HER2 amplification is found in 5% of RAS wild-type metastatic colorectal cancer cases. Dual HER2 blockade with both trastuzumab and lapatinib had inhibited tumor growth in preliminary studies, but that has not been the case for either drug used alone.
The HERACLES trial was conducted at four centers in Italy and enrolled 33 patients with RAS wild-type, HER2-positive tumors that were refractory to standard of care treatments, including the epidermal growth factor receptor (EGFR) inhibitors cetuximab and panitumumab.
“These patients were heavily pretreated and 75% had four or more prior treatments,” explained Dr. Marsoni.
All participants received trastuzumab intravenously with a 4 mg/kg loading dose followed by 2 mg/kg weekly, and lapatinib was given orally at 1,000 mg daily. Treatment continued until disease progression.
The primary endpoint was the objective response rate, and secondary endpoints included progression-free survival and safety.
The two patients who achieved a complete response continue to be disease free, and both had tumors that were refractory to cetuximab and resistant to all standard treatment.
Historically, the response rate in metastatic colorectal cancer after second-line treatment is very low, at less than 5% with chemotherapy and about 10%-20% with anti-EGFR therapy.
“There was really no toxicity,” explained Dr. Marsoni. “We used a lapatinib dose that was about 20% less than what is used in breast cancer to avoid GI toxicity.”
Only six patients (18%) experienced grade 3 side effects, which included fatigue, skin rash, and elevated bilirubin.
“In conclusion, we can say that, even if HER2-positive patients in colon cancer are only 3% of the population, they are still a little and important piece of the cake that can be actively targeted with a new chemotherapy-free regimen,” said Dr. Marsoni. “We have a new potential treatment for this population.”
FROM THE AACR ANNUAL MEETING
Key clinical point: Dual targeting resulted in a 30% objective response rate in heavily pretreated patients with HER2-positive colorectal cancer.
Major finding: Combination trastuzumab and lapatinib resulted in a 70% clinical benefit in heavily pretreated colorectal cancer patients.
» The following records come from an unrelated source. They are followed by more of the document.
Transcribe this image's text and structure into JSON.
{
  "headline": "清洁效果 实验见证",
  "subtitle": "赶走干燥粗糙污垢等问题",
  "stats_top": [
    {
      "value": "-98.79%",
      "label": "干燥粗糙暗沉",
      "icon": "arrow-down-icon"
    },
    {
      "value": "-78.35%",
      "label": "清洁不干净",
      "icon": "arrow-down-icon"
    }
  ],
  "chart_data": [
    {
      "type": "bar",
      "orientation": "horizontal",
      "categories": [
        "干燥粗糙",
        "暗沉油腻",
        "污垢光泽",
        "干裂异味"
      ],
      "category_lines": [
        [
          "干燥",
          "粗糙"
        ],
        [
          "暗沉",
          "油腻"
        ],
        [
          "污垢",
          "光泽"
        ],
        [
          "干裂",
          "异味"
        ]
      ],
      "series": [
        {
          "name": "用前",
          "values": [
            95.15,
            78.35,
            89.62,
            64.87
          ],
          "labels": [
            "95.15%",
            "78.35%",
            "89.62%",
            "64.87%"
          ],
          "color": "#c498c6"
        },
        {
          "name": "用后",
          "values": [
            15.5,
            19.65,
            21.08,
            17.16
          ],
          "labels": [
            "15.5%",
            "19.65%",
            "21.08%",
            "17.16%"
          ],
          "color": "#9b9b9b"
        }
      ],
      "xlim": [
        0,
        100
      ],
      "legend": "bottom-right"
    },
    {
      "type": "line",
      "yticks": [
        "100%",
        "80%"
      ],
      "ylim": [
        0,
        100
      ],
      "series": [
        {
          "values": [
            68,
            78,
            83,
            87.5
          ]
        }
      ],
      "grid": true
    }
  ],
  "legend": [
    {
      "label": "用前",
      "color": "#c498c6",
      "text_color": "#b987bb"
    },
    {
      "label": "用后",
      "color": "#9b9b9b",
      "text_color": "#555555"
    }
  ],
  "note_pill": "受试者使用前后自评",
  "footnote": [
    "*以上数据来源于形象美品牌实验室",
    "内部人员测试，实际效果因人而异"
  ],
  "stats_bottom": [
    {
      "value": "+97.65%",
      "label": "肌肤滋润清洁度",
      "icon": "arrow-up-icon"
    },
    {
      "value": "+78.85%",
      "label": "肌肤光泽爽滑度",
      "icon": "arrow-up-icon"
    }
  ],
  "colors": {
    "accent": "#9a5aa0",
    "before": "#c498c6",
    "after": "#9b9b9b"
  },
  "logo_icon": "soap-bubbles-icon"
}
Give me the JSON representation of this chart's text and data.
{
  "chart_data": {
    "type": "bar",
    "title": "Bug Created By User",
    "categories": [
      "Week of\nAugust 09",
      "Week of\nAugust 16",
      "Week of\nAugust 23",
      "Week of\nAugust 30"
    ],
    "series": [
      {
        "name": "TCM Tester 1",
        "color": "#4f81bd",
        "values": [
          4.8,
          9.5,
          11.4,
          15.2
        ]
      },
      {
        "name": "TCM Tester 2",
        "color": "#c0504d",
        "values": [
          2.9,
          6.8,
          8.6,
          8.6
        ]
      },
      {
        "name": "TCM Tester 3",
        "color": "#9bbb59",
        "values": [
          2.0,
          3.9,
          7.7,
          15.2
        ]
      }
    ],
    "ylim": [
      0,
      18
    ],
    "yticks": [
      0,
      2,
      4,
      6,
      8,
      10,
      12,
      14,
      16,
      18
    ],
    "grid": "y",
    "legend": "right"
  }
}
Data source: Multicenter prospective study that included 33 patients with HER2-positive metastatic colorectal cancer who had been heavily pretreated.
Disclosures: The study was funded by the Associazione Italiana per la Ricerca sul Cancro, Fondazione Oncologia Niguarda Onlus, and Roche. The study’s lead investigator, Salvatore Siena, MD, has relationships with Amgen, Bayer, Celgene, Eli Lilly, Merck, Merrimack, Novartis, Roche, and Sanofi.